The Münchausen Syndrome


The name comes from Baroness Minhausen, the protagonist of Rodolfo Raspe's well-known book of 1785. After returning from the Russian-Turkish War (1768-1774), he began to tell fantastic achievements.

In Psychopathology as Minhausen Syndrome we define the "fictitious" state of illness, caused or caused by the individual himself, which is intended to draw attention, reassurance, sympathy and occupation to his rounds with him.

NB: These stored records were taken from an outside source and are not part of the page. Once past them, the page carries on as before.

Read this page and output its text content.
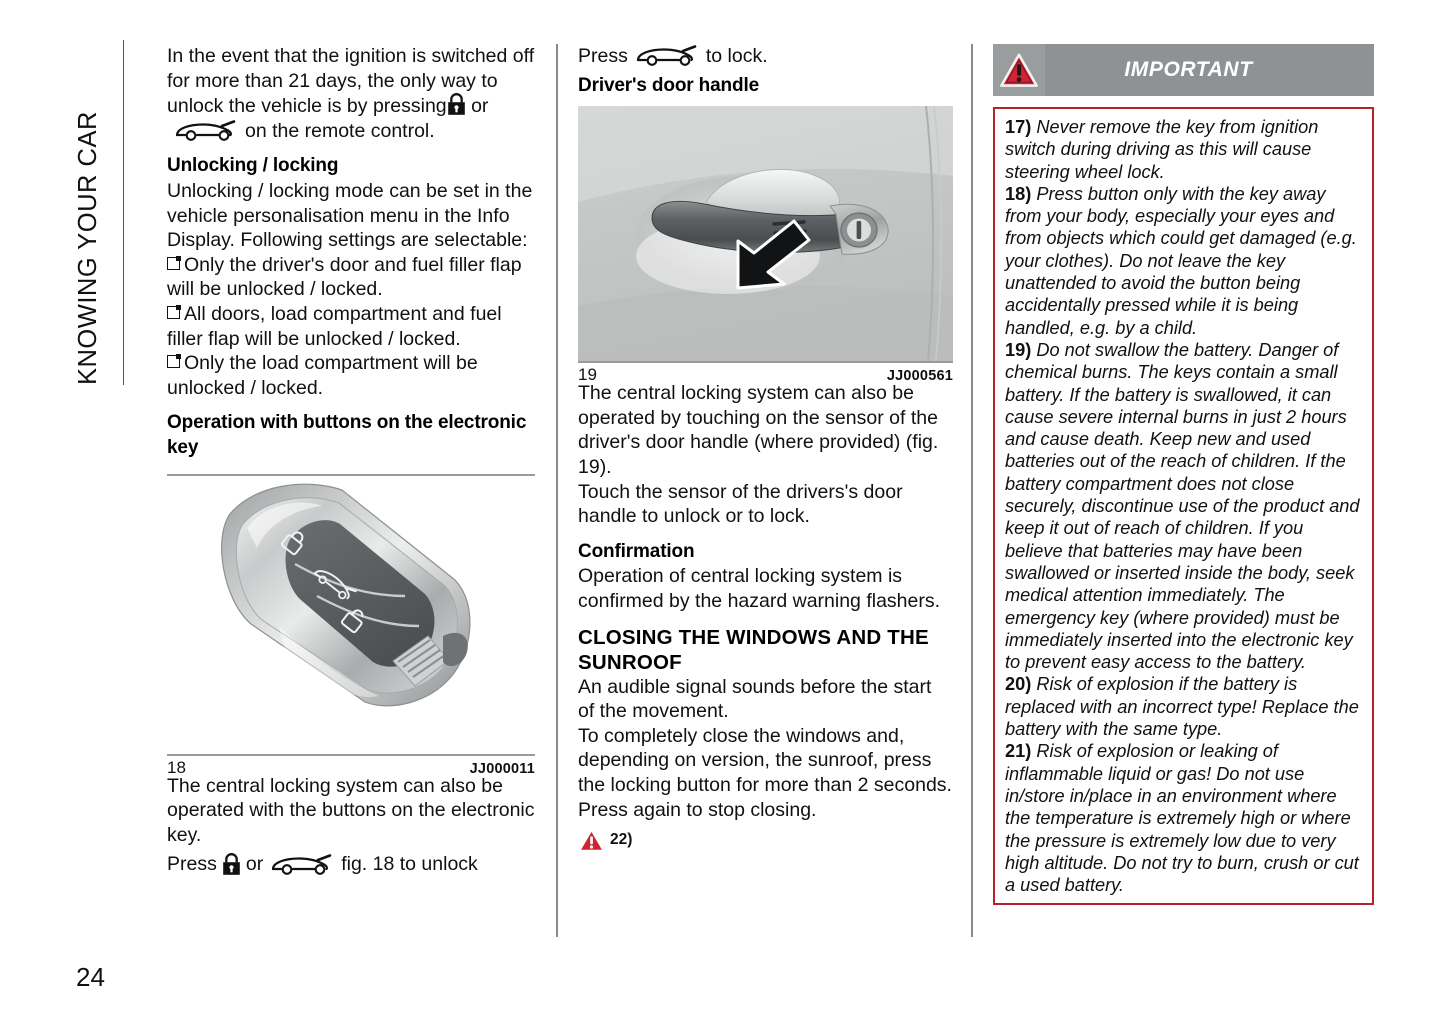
KNOWING YOUR CAR

In the event that the ignition is switched off for more than 21 days, the only way to unlock the vehicle is by pressing or

on the remote control.
Unlocking / locking

Unlocking / locking mode can be set in the vehicle personalisation menu in the Info Display. Following settings are selectable:

Only the driver's door and fuel filler flap will be unlocked / locked.
All doors, load compartment and fuel filler flap will be unlocked / locked.
Only the load compartment will be unlocked / locked.
Operation with buttons on the electronic key
18	JJ000011

The central locking system can also be operated with the buttons on the electronic key.

Press or	fig. 18 to unlock
Press	to lock.
Driver's door handle
19	JJ000561

The central locking system can also be operated by touching on the sensor of the driver's door handle (where provided) (fig. 19).

Touch the sensor of the drivers's door handle to unlock or to lock.

Confirmation

Operation of central locking system is confirmed by the hazard warning flashers.

CLOSING THE WINDOWS AND THE SUNROOF

An audible signal sounds before the start of the movement.

To completely close the windows and, depending on version, the sunroof, press the locking button for more than 2 seconds.

Press again to stop closing.

22)
IMPORTANT

17) Never remove the key from ignition switch during driving as this will cause steering wheel lock.

18) Press button only with the key away from your body, especially your eyes and from objects which could get damaged (e.g. your clothes). Do not leave the key unattended to avoid the button being accidentally pressed while it is being handled, e.g. by a child.

19) Do not swallow the battery. Danger of chemical burns. The keys contain a small battery. If the battery is swallowed, it can cause severe internal burns in just 2 hours and cause death. Keep new and used batteries out of the reach of children. If the battery compartment does not close securely, discontinue use of the product and keep it out of reach of children. If you believe that batteries may have been swallowed or inserted inside the body, seek medical attention immediately. The emergency key (where provided) must be immediately inserted into the electronic key to prevent easy access to the battery.

20) Risk of explosion if the battery is replaced with an incorrect type! Replace the battery with the same type.

21) Risk of explosion or leaking of inflammable liquid or gas! Do not use in/store in/place in an environment where the temperature is extremely high or where the pressure is extremely low due to very high altitude. Do not try to burn, crush or cut a used battery.

24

We have to be careful here, because we often confuse this disorder with Hypochondria. In the first case, however, the attempt to draw attention is not focused solely on doctors but on all the people in its environment. On the other hand, a Hypochondriac patient has little or no interest in how others treat his or her imaginary illnesses, as long as they are as "within" the support network of physicians who want their continued attention.

In the München syndrome, the symptoms of illness may initially be pretentious, but in the advanced stages of the syndrome the individual causes it himself. Their usual physical symptoms are abdominal pain, nausea, vertigo. Their constant aim is to look permanently ill.

If a doctor diagnoses that they are healthy (which is quite normal anyway), of course they do not accept the diagnosis, consider this particular doctor "charlatan", and will refer directly to other doctors until they find someone who will tell them the diagnosis want to hear.

The most serious and extremely dangerous form of Syndrome is the Minhausen Syndrome through Representative. We find it strongly in Forensic Psychology. It is mainly found in women who cause the disease, in their children whether they are mothers or not, in helpless people (the elderly, the seriously ill, children and infants). They usually practice a paramedical profession such as nurses to have access to victims. They are non-existent self-esteem and through the "control of life" they exercise in their victims, they receive the self-esteem they need after they now feel empowered to depend on one's own life. There are many cases of female serial killers who have this syndrome. They rarely stop at one victim because they rarely focus on a single victim. They work simultaneously on many people, and when they are mothers in all their children and of course their victims reach death. The majority of them belong to the category we call "Angels of Death" forensics.

The causes of Minhausen Syndrome have not been fully elucidated. It is certain that, as research has shown so far, both biological and psychological factors play a role in its development. There is also very strong evidence of a history of abuse or neglect in one's childhood. Until now, the presence of Syndrome in personality disorders that people with Minhausen Syndrome have in common.